In Jim Bowie's time, knives were much more in use for fighting than they would be by the end of the Civil War.

Think about it: in the 1830s most pistols were single shot. A smart traveler carried a fighting knife as well and knew how to use it. After that first shot was gone it was your primary, not secondary weapon.

Also, the most common fighting knife was a dagger, something like an Arkansas toothpick.

The Bowie knife was big, had a good point for percing, and was an excellent slicer as well. Plus a guard. If you sharpened the top edge you had an excellent fighting knife.

By the 1850s, sales of revolvers were blooming, and after the Civil War there were a lot of cheap, surplus guns available.




Going to the modern era, in the 1950s Westerns were one of the dominant entertainment formats, in both movies and on that new gadget, television. At one point almost all of the top ten shows were westerns. (I forget exact figures).

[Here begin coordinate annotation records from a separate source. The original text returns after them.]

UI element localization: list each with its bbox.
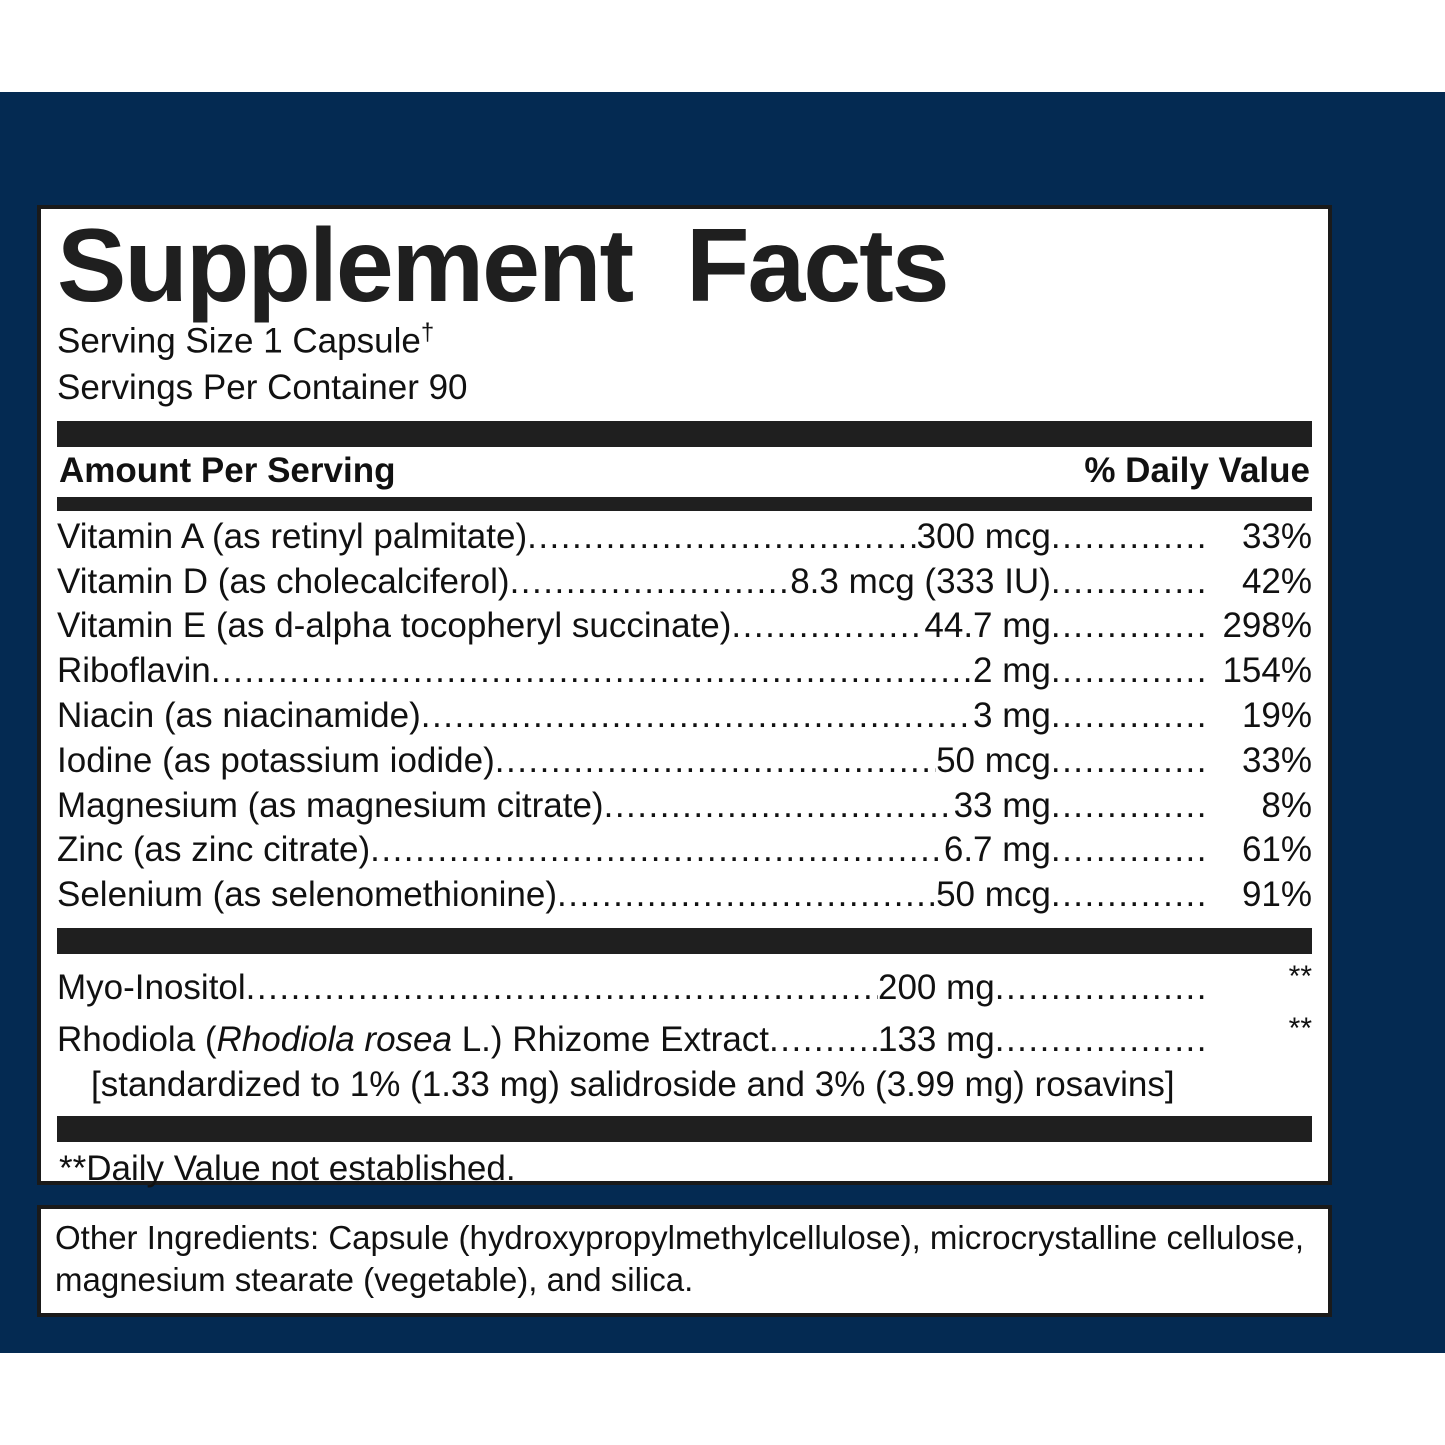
nutrient-amount: 44.7 mg [924, 606, 1051, 646]
nutrient-row: Vitamin E (as d-alpha tocopheryl succina… [57, 604, 1312, 649]
dot-leader-dv: ................... [994, 1020, 1208, 1060]
nutrient-row: Riboflavin 2 mg.............. 154% [57, 649, 1312, 694]
nutrient-amount: 2 mg [973, 651, 1051, 691]
botanical-row: Rhodiola (Rhodiola rosea L.) Rhizome Ext… [57, 1010, 1312, 1062]
nutrient-name: Vitamin D (as cholecalciferol) [57, 561, 510, 601]
dot-leader-dv: .............. [1050, 696, 1208, 736]
botanical-latin-name: Rhodiola rosea [216, 1020, 452, 1060]
nutrient-amount: 33 mg [953, 785, 1051, 825]
dot-leader-dv: .............. [1050, 785, 1208, 825]
other-ingredients-text: Other Ingredients: Capsule (hydroxypropy… [55, 1219, 1305, 1299]
botanical-row: Myo-Inositol 200 mg................... ** [57, 958, 1312, 1010]
divider-thick-top [57, 420, 1312, 447]
botanical-name: Rhodiola (Rhodiola rosea L.) Rhizome Ext… [57, 1020, 770, 1060]
divider-thick-botanicals [57, 928, 1312, 955]
dot-leader-dv: .............. [1050, 651, 1208, 691]
daily-value-asterisks: ** [1288, 960, 1312, 994]
dot-leader [604, 784, 954, 829]
divider-thick-footnote [57, 1116, 1312, 1143]
nutrient-name: Vitamin E (as d-alpha tocopheryl succina… [57, 606, 732, 646]
dot-leader [731, 604, 924, 649]
nutrient-row: Vitamin A (as retinyl palmitate) 300 mcg.… [57, 515, 1312, 560]
servings-per-container: Servings Per Container 90 [57, 367, 468, 407]
nutrient-daily-value: 154% [1222, 651, 1312, 691]
nutrient-name: Magnesium (as magnesium citrate) [57, 785, 604, 825]
other-ingredients-panel: Other Ingredients: Capsule (hydroxypropy… [37, 1205, 1332, 1317]
nutrient-row: Zinc (as zinc citrate) 6.7 mg............… [57, 828, 1312, 873]
nutrient-daily-value: 61% [1241, 830, 1312, 870]
botanical-rows: Myo-Inositol 200 mg................... ** R… [57, 954, 1312, 1106]
nutrient-name: Niacin (as niacinamide) [57, 696, 421, 736]
nutrient-row: Vitamin D (as cholecalciferol) 8.3 mcg (3… [57, 560, 1312, 605]
nutrient-daily-value: 298% [1222, 606, 1312, 646]
nutrient-name: Vitamin A (as retinyl palmitate) [57, 516, 528, 556]
serving-size-line: Serving Size 1 Capsule† [57, 317, 1312, 365]
dot-leader [527, 515, 917, 560]
serving-size-dagger: † [420, 318, 435, 346]
nutrient-daily-value: 33% [1241, 740, 1312, 780]
nutrient-amount: 50 mcg [936, 875, 1051, 915]
nutrient-row: Magnesium (as magnesium citrate) 33 mg...… [57, 784, 1312, 829]
daily-value-header: % Daily Value [1084, 450, 1310, 490]
nutrient-daily-value: 8% [1261, 785, 1312, 825]
footnote-text: **Daily Value not established. [59, 1149, 516, 1189]
botanical-standardization: [standardized to 1% (1.33 mg) salidrosid… [91, 1064, 1175, 1104]
nutrient-daily-value: 19% [1241, 696, 1312, 736]
page-title: Supplement Facts [57, 208, 950, 324]
nutrient-amount: 300 mcg [916, 516, 1051, 556]
dot-leader-dv: .............. [1050, 740, 1208, 780]
nutrient-amount: 6.7 mg [943, 830, 1051, 870]
dot-leader [246, 966, 878, 1011]
botanical-amount: 133 mg [877, 1020, 995, 1060]
dot-leader-dv: .............. [1050, 516, 1208, 556]
nutrient-name: Zinc (as zinc citrate) [57, 830, 371, 870]
daily-value-asterisks: ** [1288, 1012, 1312, 1046]
divider-mid-header [57, 496, 1312, 511]
botanical-amount: 200 mg [877, 967, 995, 1007]
dot-leader [421, 694, 973, 739]
botanical-daily-value: ** [1208, 1010, 1312, 1062]
botanical-daily-value: ** [1208, 958, 1312, 1010]
botanical-name: Myo-Inositol [57, 967, 246, 1007]
dot-leader-dv: .............. [1050, 606, 1208, 646]
supplement-facts-panel: Supplement Facts Serving Size 1 Capsule†… [37, 205, 1332, 1188]
amount-per-serving-header: Amount Per Serving [59, 450, 396, 490]
nutrient-name: Riboflavin [57, 651, 211, 691]
nutrient-row: Iodine (as potassium iodide) 50 mcg......… [57, 739, 1312, 784]
nutrient-amount: 8.3 mcg (333 IU) [790, 561, 1051, 601]
nutrient-name: Selenium (as selenomethionine) [57, 875, 557, 915]
dot-leader [495, 739, 936, 784]
nutrient-daily-value: 91% [1241, 875, 1312, 915]
dot-leader-dv: .............. [1050, 830, 1208, 870]
nutrient-row: Selenium (as selenomethionine) 50 mcg....… [57, 873, 1312, 918]
dot-leader-dv: .............. [1050, 561, 1208, 601]
nutrient-name: Iodine (as potassium iodide) [57, 740, 495, 780]
dot-leader [211, 649, 973, 694]
dot-leader [510, 560, 791, 605]
dot-leader-dv: ................... [994, 967, 1208, 1007]
nutrient-row: Niacin (as niacinamide) 3 mg.............… [57, 694, 1312, 739]
nutrient-daily-value: 33% [1241, 516, 1312, 556]
dot-leader-dv: .............. [1050, 875, 1208, 915]
nutrient-rows: Vitamin A (as retinyl palmitate) 300 mcg.… [57, 511, 1312, 918]
serving-size-text: Serving Size 1 Capsule [57, 321, 421, 361]
dot-leader [370, 828, 944, 873]
dot-leader [769, 1018, 878, 1063]
nutrient-amount: 50 mcg [936, 740, 1051, 780]
nutrient-daily-value: 42% [1241, 561, 1312, 601]
table-header-row: Amount Per Serving % Daily Value [57, 447, 1312, 497]
dot-leader [557, 873, 936, 918]
nutrient-amount: 3 mg [973, 696, 1051, 736]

Folks here cited the Alamo, but there were few, in any scenes with "the" knife in that. Think instead of the film, The Iron Mistress, a bio pic of Jim Bowie with Alan Ladd and some extensive knife fighting scenes.

Also, there was a tv show, The Adventures of Jim Bowie (1956-1958) which had a fabulous opening, and a few of us old times loved when we were kids.
 
I think that people like them because it's big, and people who don't know any better generally think that bigger is better (.45, V8, Bowie, etc.).
 
I think that people like them because it's big, and people who don't know any better generally think that bigger is better (.45, V8, Bowie, etc.).

That's probably true. Far more people are killed in Texas with box cutters, kitchen cutlery, and carpet knives than with purpose-designed fighting knives.